Charles Mackay's poem "The Kelpie of Corrievreckan" tells the story of a young woman who leaves her lover for a sea kelpie. She discovers too late that the kelpie lives at the bottom of the sea and she is drowned, "an awful warning to all fickle maidens". The words were adapted and set to music for piano and orchestra by Learmont Drysdale in the 1890s, and in 1939 Ruth Gipps set the poem to music for clarinet and piano.

History

Writing in the 7th century Adamnan called Corryvreckan "Charybdis Brecani". In Adomnan of Iona's 'Life of St Columba', the saint supposedly has miraculous knowledge of a particular bishop who ran into the 'whirlpool of Corryvreckan'. However, Adomnan says that this whirlpool was near Rathlin Island, suggesting perhaps either his geography was mistaken (although several other Irish sources of that time period agreed with Adomnan), or alternatively that originally a different place was known as the whirlpool of Corryvreckan and later ages gave this name to the current Corryvreckan, perhaps believing it was the one that Adomnan and others had written about in the 8th century.

Adomnan wrote:

[15] Of the peril of the holy bishop Cólman moccu Sailni in the sea near Rathlin island: Likewise, another day, while St Columba was in his mother church, he suddenly smiled and called out: "Cólman mac Beognai has set sail to come here, and is now in great danger in the surging tides of the whirlpool of Corryvreckan. Sitting in the prow, he lifts up his hands to heaven and blesses the turbulent, terrible seas. Yet the Lord terrifies him in this way, not so that the ship in which he sits should be overwhelmed and wrecked by the waves, but rather to rouse him to pray more fervently that he may sail through the peril and reach us here."

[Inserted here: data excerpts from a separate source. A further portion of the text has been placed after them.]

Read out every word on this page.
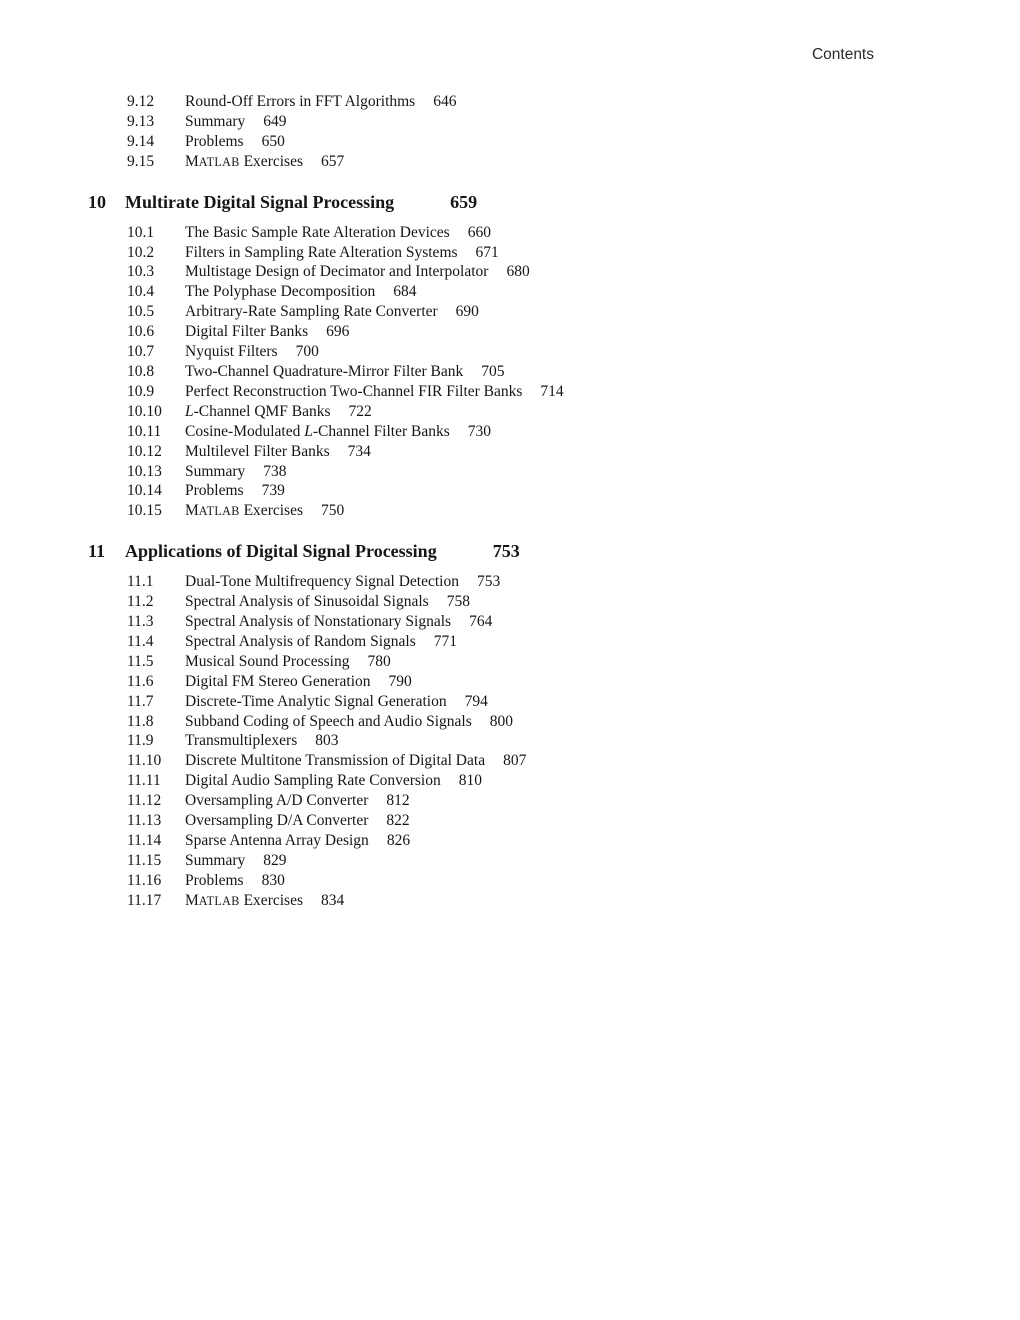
Contents
9.12 Round-Off Errors in FFT Algorithms 646
9.13 Summary 649
9.14 Problems 650
9.15 MATLAB Exercises 657
10 Multirate Digital Signal Processing	659
10.1 The Basic Sample Rate Alteration Devices 660
10.2 Filters in Sampling Rate Alteration Systems 671
10.3 Multistage Design of Decimator and Interpolator 680
10.4 The Polyphase Decomposition 684
10.5 Arbitrary-Rate Sampling Rate Converter 690
10.6 Digital Filter Banks 696
10.7 Nyquist Filters 700
10.8 Two-Channel Quadrature-Mirror Filter Bank 705
10.9 Perfect Reconstruction Two-Channel FIR Filter Banks 714
10.10 L-Channel QMF Banks 722
10.11 Cosine-Modulated L-Channel Filter Banks 730
10.12 Multilevel Filter Banks 734
10.13 Summary 738
10.14 Problems 739
10.15 MATLAB Exercises 750
11 Applications of Digital Signal Processing	753
11.1 Dual-Tone Multifrequency Signal Detection 753
11.2 Spectral Analysis of Sinusoidal Signals 758
11.3 Spectral Analysis of Nonstationary Signals 764
11.4 Spectral Analysis of Random Signals 771
11.5 Musical Sound Processing 780
11.6 Digital FM Stereo Generation 790
11.7 Discrete-Time Analytic Signal Generation 794
11.8 Subband Coding of Speech and Audio Signals 800
11.9 Transmultiplexers 803
11.10 Discrete Multitone Transmission of Digital Data 807
11.11 Digital Audio Sampling Rate Conversion 810
11.12 Oversampling A/D Converter 812
11.13 Oversampling D/A Converter 822
11.14 Sparse Antenna Array Design 826
11.15 Summary 829
11.16 Problems 830
11.17 MATLAB Exercises 834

In 1549, Dean Monro wrote of "Skarbay" that between it and "Duray": "ther runnes ane streame, above the power of all sailing and rowing, with infinit dangers, callit Corybrekan. This stream is aught myle lang, quhilk may not be hantit bot be certain tyds."

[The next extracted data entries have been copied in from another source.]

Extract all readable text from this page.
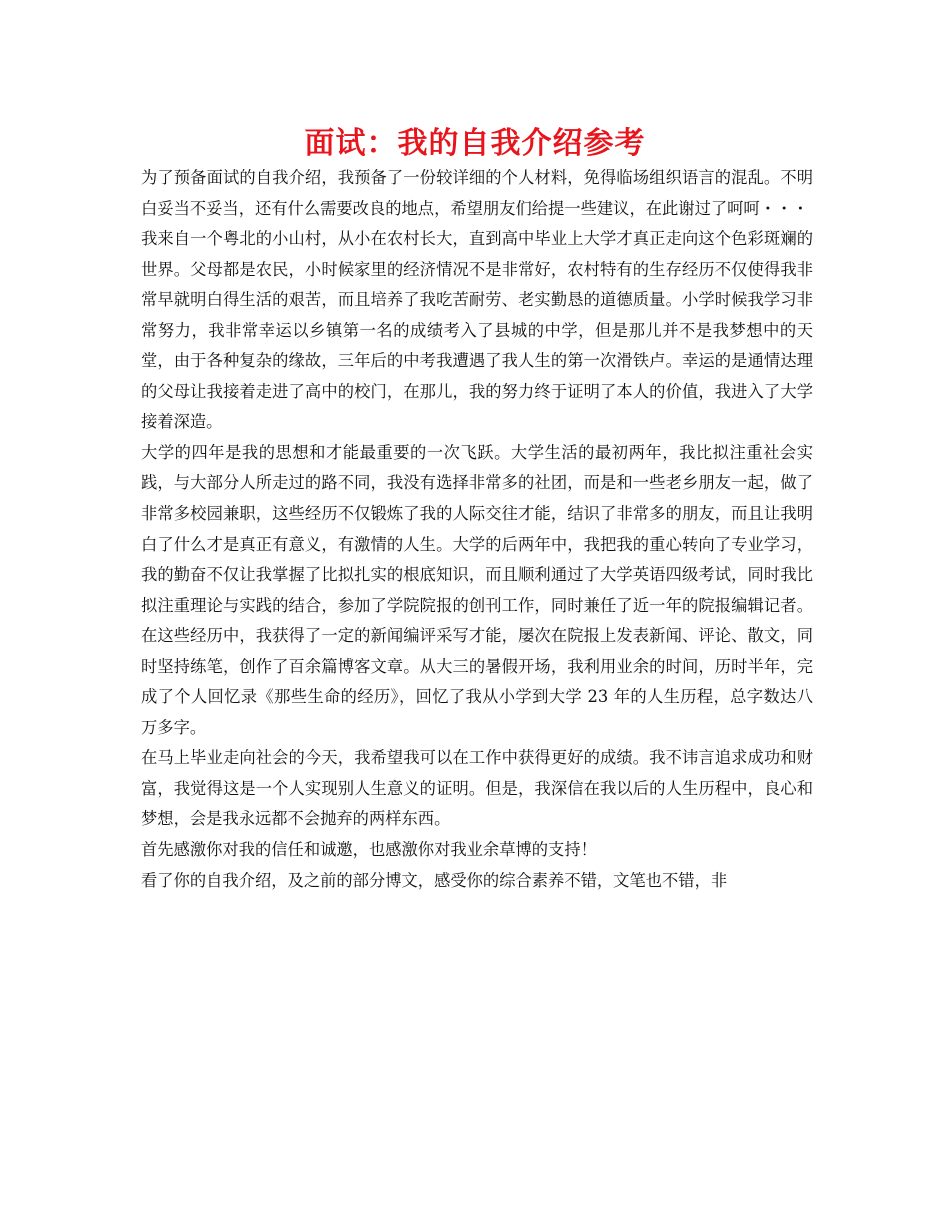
面试：我的自我介绍参考

为了预备面试的自我介绍，我预备了一份较详细的个人材料，免得临场组织语言的混乱。不明白妥当不妥当，还有什么需要改良的地点，希望朋友们给提一些建议，在此谢过了呵呵・・・

我来自一个粤北的小山村，从小在农村长大，直到高中毕业上大学才真正走向这个色彩斑斓的世界。父母都是农民，小时候家里的经济情况不是非常好，农村特有的生存经历不仅使得我非常早就明白得生活的艰苦，而且培养了我吃苦耐劳、老实勤恳的道德质量。小学时候我学习非常努力，我非常幸运以乡镇第一名的成绩考入了县城的中学，但是那儿并不是我梦想中的天堂，由于各种复杂的缘故，三年后的中考我遭遇了我人生的第一次滑铁卢。幸运的是通情达理的父母让我接着走进了高中的校门，在那儿，我的努力终于证明了本人的价值，我进入了大学接着深造。

大学的四年是我的思想和才能最重要的一次飞跃。大学生活的最初两年，我比拟注重社会实践，与大部分人所走过的路不同，我没有选择非常多的社团，而是和一些老乡朋友一起，做了非常多校园兼职，这些经历不仅锻炼了我的人际交往才能，结识了非常多的朋友，而且让我明白了什么才是真正有意义，有激情的人生。大学的后两年中，我把我的重心转向了专业学习，我的勤奋不仅让我掌握了比拟扎实的根底知识，而且顺利通过了大学英语四级考试，同时我比拟注重理论与实践的结合，参加了学院院报的创刊工作，同时兼任了近一年的院报编辑记者。在这些经历中，我获得了一定的新闻编评采写才能，屡次在院报上发表新闻、评论、散文，同时坚持练笔，创作了百余篇博客文章。从大三的暑假开场，我利用业余的时间，历时半年，完成了个人回忆录《那些生命的经历》，回忆了我从小学到大学 23 年的人生历程，总字数达八万多字。

在马上毕业走向社会的今天，我希望我可以在工作中获得更好的成绩。我不讳言追求成功和财富，我觉得这是一个人实现别人生意义的证明。但是，我深信在我以后的人生历程中，良心和梦想，会是我永远都不会抛弃的两样东西。

首先感激你对我的信任和诚邀，也感激你对我业余草博的支持！

看了你的自我介绍，及之前的部分博文，感受你的综合素养不错，文笔也不错，非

In 1820 the world's first passenger paddleship the PS Comet was wrecked at nearby Craignish Point due to the strong currents in the area.

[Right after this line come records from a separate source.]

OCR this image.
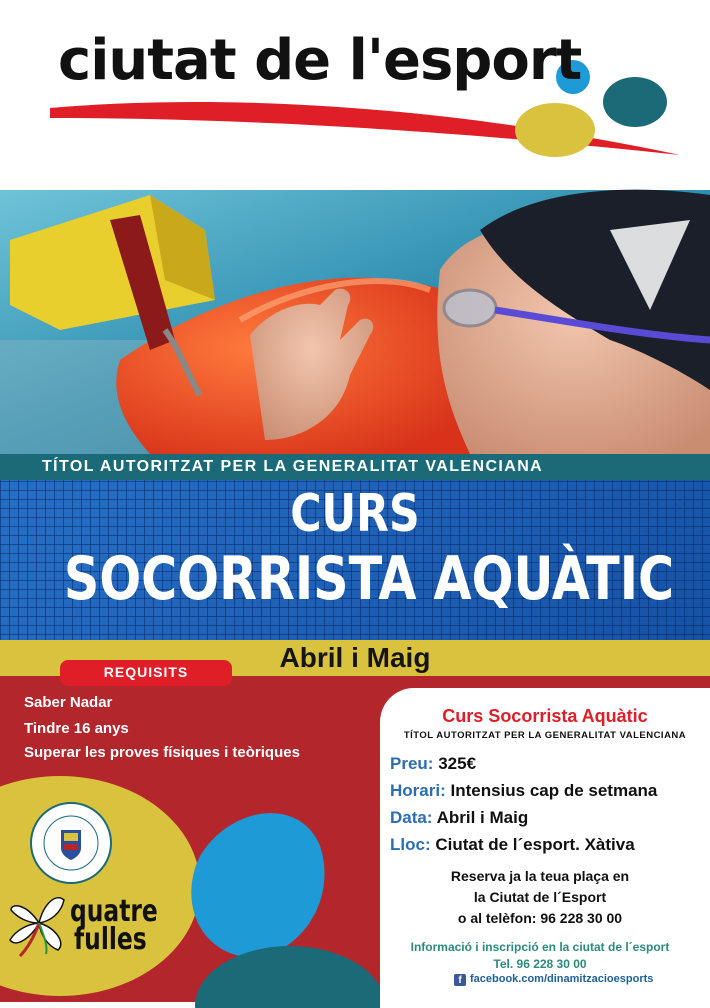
ciutat de l'esport
TÍTOL AUTORITZAT PER LA GENERALITAT VALENCIANA
CURS
SOCORRISTA AQUÀTIC
Abril i Maig
REQUISITS
Saber Nadar
Tindre 16 anys
Superar les proves físiques i teòriques
quatre
fulles
Curs Socorrista Aquàtic
TÍTOL AUTORITZAT PER LA GENERALITAT VALENCIANA
Preu: 325€
Horari: Intensius cap de setmana
Data: Abril i Maig
Lloc: Ciutat de l´esport. Xàtiva
Reserva ja la teua plaça en
la Ciutat de l´Esport
o al telèfon: 96 228 30 00
Informació i inscripció en la ciutat de l´esport
Tel. 96 228 30 00
f facebook.com/dinamitzacioesports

Writer George Orwell and his three-year-old son (who lived at Barnhill in northern Jura) were briefly shipwrecked on the skerry of Eilean Mor (south of the whirlpool) when boating in the gulf, and Orwell's one-legged brother-in-law Bill Dunn was the first person to swim the gulf.

Natural history

Minke whales and porpoises swim in the fast-moving waters and only the most resilient plants and corals thrive on the seabed. Soft corals such as Alcyonium digitatum can be found in hollows and other sheltered locations. The central pinnacle supports dense mats of the hydroids Tubularia indivisa and Sertularia cupressina and the bryozoan Securiflustra securifrons. The most exposed areas are covered by the barnacles Balanus crenatus and B. hameri.

The area is currently being considered for Special Area of Conservation status.